2023-12-15

Ho solo espresso un concetto costituzionale e lapalissiano, ma evidentemente ho toccato un nervo scoperto, se ha avuto un’eco così sproporzionata». A parlare è  Marco Vizzardelli, giornalista di 65 anni, domiciliato a San Felice, salito alla ribalta delle cronache italiane, suo malgrado, per aver gridato “Viva l’Italia antifascista” alla prima della Scala. «Visto il clamore che ne è venuto fuori, allora mi dico: “Ho fatto bene”, perché ho scoperchiato un vaso di Pandora» prosegue Vizzardelli, che abbiamo incontrato sotto il portone di casa sua.

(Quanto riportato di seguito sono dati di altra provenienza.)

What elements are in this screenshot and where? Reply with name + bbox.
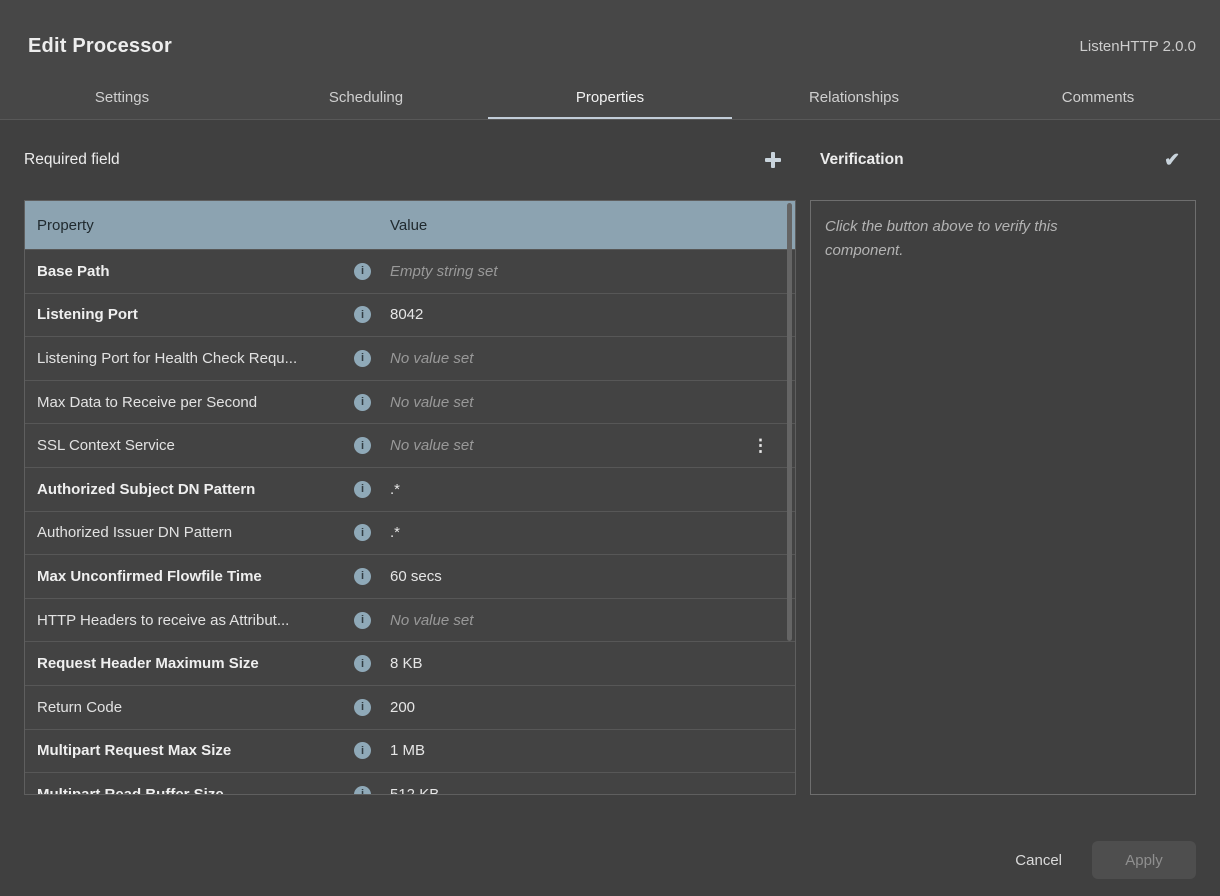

Disponibile, sorridente e ironico, ci conferma che ancora non ha capito per quale motivo la Digos abbia voluto identificarlo: «L’ho detto anche ai poliziotti: non ho commesso alcun reato. Se avessi detto viva l’Italia fascista, l’avrei capito, ma così proprio no. Posso ipotizzare che qualcuno gli abbia chiesto di farlo, ma è solo una mia sensazione, non ho certezze». Grande appassionato di lirica, Vizzardelli, che segue le prime un po’ ovunque, assicura di non aver urlato («È il tono della mia voce che è un po’ alto»). E quando gli chiediamo di commentare le dichiarazioni del Presidente del Senato Ignazio La Russa («Non l’ho sentito») e del ministro delle Infrastrutture Matteo Salvini («Alla Scala non si grida») la sua risposta è semplice: «Concordo in pieno su quanto ha scritto Massimo Gramellini sul Corriere della Sera. Senza volerlo, ho dato a La Russa e a Salvini un assist perfetto per commentare che avevo ragione. E invece...».
Infine Vizzardelli vorrebbe fare alcune precisazioni: «Non capisco perché se dico che sono antifascista devo per forza essere comunista. Ho letto su  un quotidiano di centrodestra che sarei il nuovo leader della sinistra, ma è talmente grossa che mi viene da ridere. E non voglio nemmeno essere tirato in ballo con questa storia partita dalla Schlein del dire “Sono antifascista, ora identificateci tutti”».